Interviewed after he’d left the Kind of Blue line-up, the pianist Bill Evans said: ‘The simple things, the essences, are the great things, but our way of expressing them can be incredibly complex.’ Evans was a neurasthenic-looking white boy in an all-black band, a man with a bruised, lyrical sensibility in a world that could be blithe, even brutish. You could spend years exploring Evans’s sublime solo work, trying to work out why his playing – which can seem gossamer-light, one register away from rosy banality – is so haunting. Evans looked at times like an algebra professor who’d walked onto the wrong stage. He had the classy Ivy League suit and never a hair out of place, but his private life was a hurtling fugue, a circular to-and-fro of self-cancelling feints and narcotic stratagems. The arrows here all point inward, after the manner of St Sebastian. ‘The simple things you see …’
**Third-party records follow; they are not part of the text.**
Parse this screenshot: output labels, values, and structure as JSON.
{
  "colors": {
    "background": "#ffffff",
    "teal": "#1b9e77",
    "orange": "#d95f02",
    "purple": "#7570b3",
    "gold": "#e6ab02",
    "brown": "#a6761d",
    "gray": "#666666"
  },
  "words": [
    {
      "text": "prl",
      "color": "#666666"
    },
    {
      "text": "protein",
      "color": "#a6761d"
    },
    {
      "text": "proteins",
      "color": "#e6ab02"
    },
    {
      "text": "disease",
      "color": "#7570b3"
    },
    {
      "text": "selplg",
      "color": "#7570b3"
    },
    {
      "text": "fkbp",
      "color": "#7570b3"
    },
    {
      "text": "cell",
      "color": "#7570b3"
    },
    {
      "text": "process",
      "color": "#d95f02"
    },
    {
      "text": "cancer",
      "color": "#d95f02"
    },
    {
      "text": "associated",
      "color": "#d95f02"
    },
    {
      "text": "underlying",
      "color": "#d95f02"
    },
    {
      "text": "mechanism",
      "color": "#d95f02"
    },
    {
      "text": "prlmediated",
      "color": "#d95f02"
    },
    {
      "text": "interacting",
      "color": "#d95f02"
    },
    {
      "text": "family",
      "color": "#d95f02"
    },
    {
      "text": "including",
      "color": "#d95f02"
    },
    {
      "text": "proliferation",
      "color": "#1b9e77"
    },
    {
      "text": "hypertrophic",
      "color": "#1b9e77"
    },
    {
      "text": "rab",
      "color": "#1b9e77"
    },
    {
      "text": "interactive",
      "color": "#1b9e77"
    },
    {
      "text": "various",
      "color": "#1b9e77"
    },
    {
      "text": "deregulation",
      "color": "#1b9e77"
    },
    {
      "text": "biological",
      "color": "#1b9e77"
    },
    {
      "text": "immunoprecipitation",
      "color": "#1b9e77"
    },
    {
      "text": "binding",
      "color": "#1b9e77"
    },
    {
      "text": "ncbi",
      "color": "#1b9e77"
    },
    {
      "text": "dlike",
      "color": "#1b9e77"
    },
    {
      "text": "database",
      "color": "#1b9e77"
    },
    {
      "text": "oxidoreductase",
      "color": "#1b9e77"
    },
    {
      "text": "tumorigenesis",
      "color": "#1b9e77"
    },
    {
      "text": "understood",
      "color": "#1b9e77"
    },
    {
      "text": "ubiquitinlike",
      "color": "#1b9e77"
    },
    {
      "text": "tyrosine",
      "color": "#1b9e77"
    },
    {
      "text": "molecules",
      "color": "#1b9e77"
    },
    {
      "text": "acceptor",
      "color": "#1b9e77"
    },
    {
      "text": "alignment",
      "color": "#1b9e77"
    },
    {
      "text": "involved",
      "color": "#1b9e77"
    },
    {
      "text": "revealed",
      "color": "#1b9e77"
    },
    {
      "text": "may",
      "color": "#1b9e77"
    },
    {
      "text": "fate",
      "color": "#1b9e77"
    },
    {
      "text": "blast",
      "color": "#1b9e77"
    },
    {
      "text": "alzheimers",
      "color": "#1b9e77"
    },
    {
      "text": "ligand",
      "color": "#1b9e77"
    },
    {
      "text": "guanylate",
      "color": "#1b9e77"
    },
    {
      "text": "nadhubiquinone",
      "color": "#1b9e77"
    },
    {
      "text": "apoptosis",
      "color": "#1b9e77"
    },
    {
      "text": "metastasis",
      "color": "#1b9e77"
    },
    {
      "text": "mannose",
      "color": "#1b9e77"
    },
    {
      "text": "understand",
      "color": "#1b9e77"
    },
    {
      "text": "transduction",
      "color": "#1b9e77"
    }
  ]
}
It may be unrealistic to expect a zippy book like Weight’s to delve into such areas, but the complete absence of any depth or surprise feels wearyingly familiar from recent TV. There, bland retrospectives suck on past lives and leach all the contrary gristle and blood from their hard-won victories. ‘From the boutiques of Brighton to the aisles of Ikea … modernism strutted its stuff.’ Weight’s spayed, odourless jargonese is to real analysis what a TV makeover or a ‘scooters only’ weekender in Margate in 2013 are to the original modernist dare: a perfectly glossy simulation, with all risky elements stowed.

Just as empty shipyards now house ‘themed’ museums – press icon for ‘Virtual Wage Packet Experience’ – so the insane over-ambition of mid-1960s pop and rock has been repackaged as a tidily groovy heritage resource. In the British Music Experience, for example, installed (where else?) in the former Millennium Dome and created ‘to fill a gap in the UK Heritage Sector for rock and pop music’, what did they choose as a logo? Right first time: the ‘classic’, ‘iconic’ RAF/Mod target emblem. Among the artefacts on show is Noel Gallagher’s ‘trademark’ Union Jack guitar. To be sure, rock groups themselves are often complicit in this process – it’s probably hard not to be these days. ‘Perhaps, in that sense, we are all modernists now,’ Weight (sort of) concludes. Really? How do the intense ardour and idealism of all those modernist dreams live on in the freeze-dried clamour of postmodernism? Are we really all modernists now? Sometimes we look more like the bloodless archivists of a real gone time.